His lips curve into a grin. He lifts me onto him, his hand sliding to the back of my neck, pulling me closer until our mouths almost meet.

“I’ll repeat it every day for the rest of my life, ragnetta . When you walk toward me in that wedding dress, when you wake up after our wedding night, when you carry our children inside you, and even when we’re so old I can barely see you... every single day, I’ll tell you how beautiful you are.”

“You’re an idiot, did you know?”

“I’m just a man in love with a goddess. You deserve to be adored by me for the rest of my life. I’ll take care of you until my last breath—even after.”

Is it possible for my heart to leave my chest and fly?

I lean into him, kissing his smile. I can’t believe I’m marrying this man. I can’t wait to spend the rest of my life with him.

This feels like a dream.

“What if tomorrow we just leave?” he whispers. “We could get married in Italy. Just the two of us.”

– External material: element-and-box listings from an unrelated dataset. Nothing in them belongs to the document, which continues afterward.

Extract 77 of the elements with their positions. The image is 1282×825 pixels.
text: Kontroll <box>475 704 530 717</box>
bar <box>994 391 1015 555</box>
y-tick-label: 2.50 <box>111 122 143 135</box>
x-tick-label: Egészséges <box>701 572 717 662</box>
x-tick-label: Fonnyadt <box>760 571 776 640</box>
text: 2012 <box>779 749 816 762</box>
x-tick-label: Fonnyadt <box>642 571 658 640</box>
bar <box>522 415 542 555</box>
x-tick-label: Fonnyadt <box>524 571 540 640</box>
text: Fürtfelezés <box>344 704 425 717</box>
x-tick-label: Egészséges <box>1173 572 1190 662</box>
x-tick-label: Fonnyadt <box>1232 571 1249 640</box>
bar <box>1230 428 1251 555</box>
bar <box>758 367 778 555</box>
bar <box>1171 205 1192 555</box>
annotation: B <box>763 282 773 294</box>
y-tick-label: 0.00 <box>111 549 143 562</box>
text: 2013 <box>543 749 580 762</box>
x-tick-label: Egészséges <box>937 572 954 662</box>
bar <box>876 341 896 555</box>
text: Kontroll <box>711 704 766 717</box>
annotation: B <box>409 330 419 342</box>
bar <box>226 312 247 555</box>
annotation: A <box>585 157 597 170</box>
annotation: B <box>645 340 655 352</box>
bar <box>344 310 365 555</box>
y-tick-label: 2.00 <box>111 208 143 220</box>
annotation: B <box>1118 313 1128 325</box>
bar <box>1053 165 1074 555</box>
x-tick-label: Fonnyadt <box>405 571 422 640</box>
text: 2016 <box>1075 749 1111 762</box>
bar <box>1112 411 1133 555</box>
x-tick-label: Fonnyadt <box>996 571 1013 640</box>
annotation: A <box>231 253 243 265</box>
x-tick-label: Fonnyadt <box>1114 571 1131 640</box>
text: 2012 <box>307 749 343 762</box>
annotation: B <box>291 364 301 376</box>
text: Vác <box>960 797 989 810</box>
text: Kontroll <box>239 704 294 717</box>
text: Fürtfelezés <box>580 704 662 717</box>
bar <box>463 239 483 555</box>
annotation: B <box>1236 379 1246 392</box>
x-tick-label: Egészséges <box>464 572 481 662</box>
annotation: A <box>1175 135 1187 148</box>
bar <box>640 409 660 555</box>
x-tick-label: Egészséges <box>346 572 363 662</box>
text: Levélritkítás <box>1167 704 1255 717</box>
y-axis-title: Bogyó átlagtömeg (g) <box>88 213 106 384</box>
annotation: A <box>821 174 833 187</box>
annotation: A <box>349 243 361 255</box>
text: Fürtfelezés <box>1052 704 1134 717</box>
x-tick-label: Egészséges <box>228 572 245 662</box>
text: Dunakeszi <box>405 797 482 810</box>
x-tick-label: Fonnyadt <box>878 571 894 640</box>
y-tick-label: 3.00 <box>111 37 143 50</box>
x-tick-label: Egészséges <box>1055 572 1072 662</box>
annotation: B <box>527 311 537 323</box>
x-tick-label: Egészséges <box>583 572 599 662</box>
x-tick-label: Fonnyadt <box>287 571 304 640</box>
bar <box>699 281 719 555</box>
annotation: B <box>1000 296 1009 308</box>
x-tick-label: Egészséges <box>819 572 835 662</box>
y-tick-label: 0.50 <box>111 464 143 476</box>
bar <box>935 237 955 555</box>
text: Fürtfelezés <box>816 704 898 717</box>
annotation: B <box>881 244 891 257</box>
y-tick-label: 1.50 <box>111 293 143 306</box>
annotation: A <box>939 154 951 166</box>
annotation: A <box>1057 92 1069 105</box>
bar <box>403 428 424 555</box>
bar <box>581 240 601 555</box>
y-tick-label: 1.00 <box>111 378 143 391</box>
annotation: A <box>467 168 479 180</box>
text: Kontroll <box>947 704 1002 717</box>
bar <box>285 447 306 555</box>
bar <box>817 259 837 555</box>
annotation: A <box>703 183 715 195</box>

I smile. “Even though it’s tempting, I want to see my mum. She’s excited for tomorrow too. We’re not used to being apart for so long.”

He grunts. “It’s not like you’re never going to see her again, sweetheart. As soon as we get back, she’ll come live with us.”

“At your place? It just has one room.”

Not that I mind, but I want privacy with him. We can’t do this with my mum right next to us!

He scoffs. “You think I’ll make you live there once you’re my wife? I told you; I have a bigger house. It’s prettier… That will be your home.”

“Why do you live in that flat, then?”

He sighs. “It’s a long story that has to do with my father.”

Oh. Maybe he kicked him out, and that’s why he has to marry me.

Maybe that’s his only reason to marry me.

I kick the thought away.

“I just want to see my mum. Can I? We can totally skip the reception afterwards.”

He smiles faintly and nods. “I warn you; I won’t let go of you during our honeymoon.”

He tickles me, and I try to tickle him back, but it doesn’t affect him much. I end up beneath him, and he seizes the moment to thrust into me once more.

“You know I’m supposed to walk down the aisle tomorrow?”

He laughs.

“You will, don’t worry.”

And he makes love to me again, until my eyes close on their own.

Notes:

14. Nonna: Grandmother.

15. Dove sei?: Where are you?

16. Ti amerò anche quando il mio cuore smetterà di battere: I will love you even when my heart stops beating.